As of May 1, 2026, Quebec’s general minimum wage is $16.60 per hour. The previous rate of $16.10 per hour applied from May 1, 2025.
What is the tipped minimum wage in Quebec?
Quebec sets a lower sub-minimum for tipped service workers. Effective May 1, 2026, that rate rises to $13.30 per hour, up from $12.90. The $3.30 gap between the general rate and the tipped rate is among the largest such spreads in Canada.
What are historical Quebec minimum wage rates?
Quebec’s minimum wage has climbed steadily: $12.00 in 2018, $14.25 in 2022, $15.25 in 2023, $15.75 in 2024, $16.10 in 2025, and $16.60 in 2026. The 38 percent total increase over eight years reflects a deliberate policy to raise the floor toward 50 percent of the provincial average hourly wage.
How does federal minimum wage differ from Quebec’s?
The federal minimum wage applies only to workers in federally regulated industries — banking, aviation, interprovincial transport, and similar sectors. Effective April 1, 2026, it rises to $18.15 per hour, which is $1.55 higher than Quebec’s provincial $16.60. Federally regulated employers in Quebec must pay whichever rate is higher.

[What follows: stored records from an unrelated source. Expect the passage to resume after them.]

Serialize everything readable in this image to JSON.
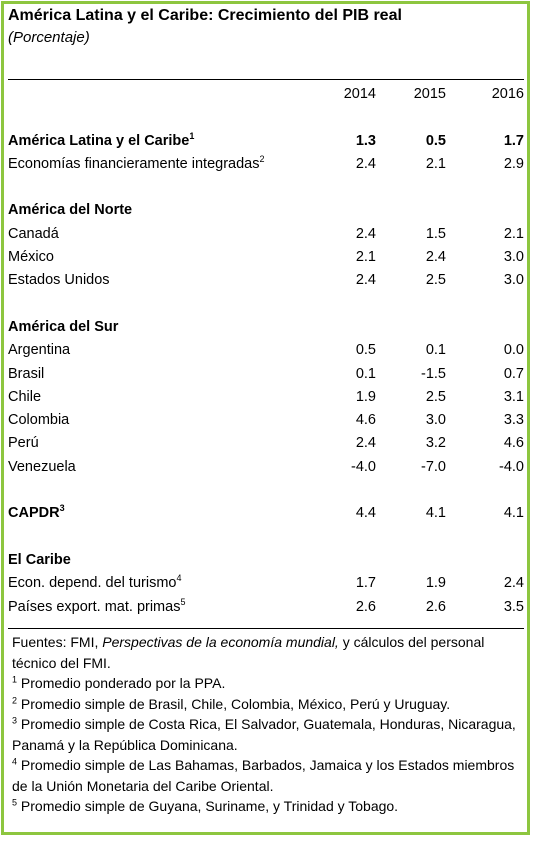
{
  "title": "América Latina y el Caribe: Crecimiento del PIB real",
  "subtitle": "(Porcentaje)",
  "years": [
    "2014",
    "2015",
    "2016"
  ],
  "rows": [
    {
      "label": "América Latina y el Caribe",
      "sup": "1",
      "values": [
        "1.3",
        "0.5",
        "1.7"
      ]
    },
    {
      "label": "Economías financieramente integradas",
      "sup": "2",
      "values": [
        "2.4",
        "2.1",
        "2.9"
      ]
    },
    {
      "label": "América del Norte"
    },
    {
      "label": "Canadá",
      "values": [
        "2.4",
        "1.5",
        "2.1"
      ]
    },
    {
      "label": "México",
      "values": [
        "2.1",
        "2.4",
        "3.0"
      ]
    },
    {
      "label": "Estados Unidos",
      "values": [
        "2.4",
        "2.5",
        "3.0"
      ]
    },
    {
      "label": "América del Sur"
    },
    {
      "label": "Argentina",
      "values": [
        "0.5",
        "0.1",
        "0.0"
      ]
    },
    {
      "label": "Brasil",
      "values": [
        "0.1",
        "-1.5",
        "0.7"
      ]
    },
    {
      "label": "Chile",
      "values": [
        "1.9",
        "2.5",
        "3.1"
      ]
    },
    {
      "label": "Colombia",
      "values": [
        "4.6",
        "3.0",
        "3.3"
      ]
    },
    {
      "label": "Perú",
      "values": [
        "2.4",
        "3.2",
        "4.6"
      ]
    },
    {
      "label": "Venezuela",
      "values": [
        "-4.0",
        "-7.0",
        "-4.0"
      ]
    },
    {
      "label": "CAPDR",
      "sup": "3",
      "values": [
        "4.4",
        "4.1",
        "4.1"
      ]
    },
    {
      "label": "El Caribe"
    },
    {
      "label": "Econ. depend. del turismo",
      "sup": "4",
      "values": [
        "1.7",
        "1.9",
        "2.4"
      ]
    },
    {
      "label": "Países export. mat. primas",
      "sup": "5",
      "values": [
        "2.6",
        "2.6",
        "3.5"
      ]
    }
  ],
  "notes": {
    "source_prefix": "Fuentes: FMI, ",
    "source_italic": "Perspectivas de la economía mundial,",
    "source_suffix": " y cálculos del personal técnico del FMI.",
    "n1_mark": "1",
    "n1_text": " Promedio ponderado por la PPA.",
    "n2_mark": "2",
    "n2_text": " Promedio simple de Brasil, Chile, Colombia, México, Perú y Uruguay.",
    "n3_mark": "3",
    "n3_text": " Promedio simple de Costa Rica, El Salvador, Guatemala, Honduras, Nicaragua, Panamá y la República Dominicana.",
    "n4_mark": "4",
    "n4_text": " Promedio simple de Las Bahamas, Barbados, Jamaica y los Estados miembros de la Unión Monetaria del Caribe Oriental.",
    "n5_mark": "5",
    "n5_text": " Promedio simple de Guyana, Suriname, y Trinidad y Tobago."
  },
  "colors": {
    "border": "#8dc63f",
    "text": "#000000"
  }
}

What is the minimum wage in Ontario 2026?
Ontario’s minimum wage rises to $17.30 per hour on October 1, 2026, and is slated to reach $17.60 in 2027. That puts Ontario above Quebec’s 2026 rate of $16.60, though Ontario’s increase comes later in the year.
Is there a national minimum wage in Canada?
Canada does not have a single national minimum wage that covers all workers. Instead, the federal government sets a minimum for federally regulated industries ($18.15 in 2026), while each province and territory sets its own floor. Quebec’s $16.60 is among the middle rates nationally.
What sectors are most affected by Quebec’s minimum wage change?
The 258,900 workers affected by the Quebec increase are concentrated in retail, food service, hospitality, and personal care — industries where minimum wage earners make up a large share of the workforce. The majority of beneficiaries are women, according to available data.
For workers in Quebec, the May 1, 2026 date matters — that’s when the province’s 258,900 minimum wage earners see their paychecks increase by $0.50 per hour. For anyone covered by federal jurisdiction, the raise arrives a month earlier, on April 1, at $18.15 per hour. The trade-off for Quebec employers is clear: absorb the higher payroll cost or risk losing staff to sectors or employers paying at or above the federal rate.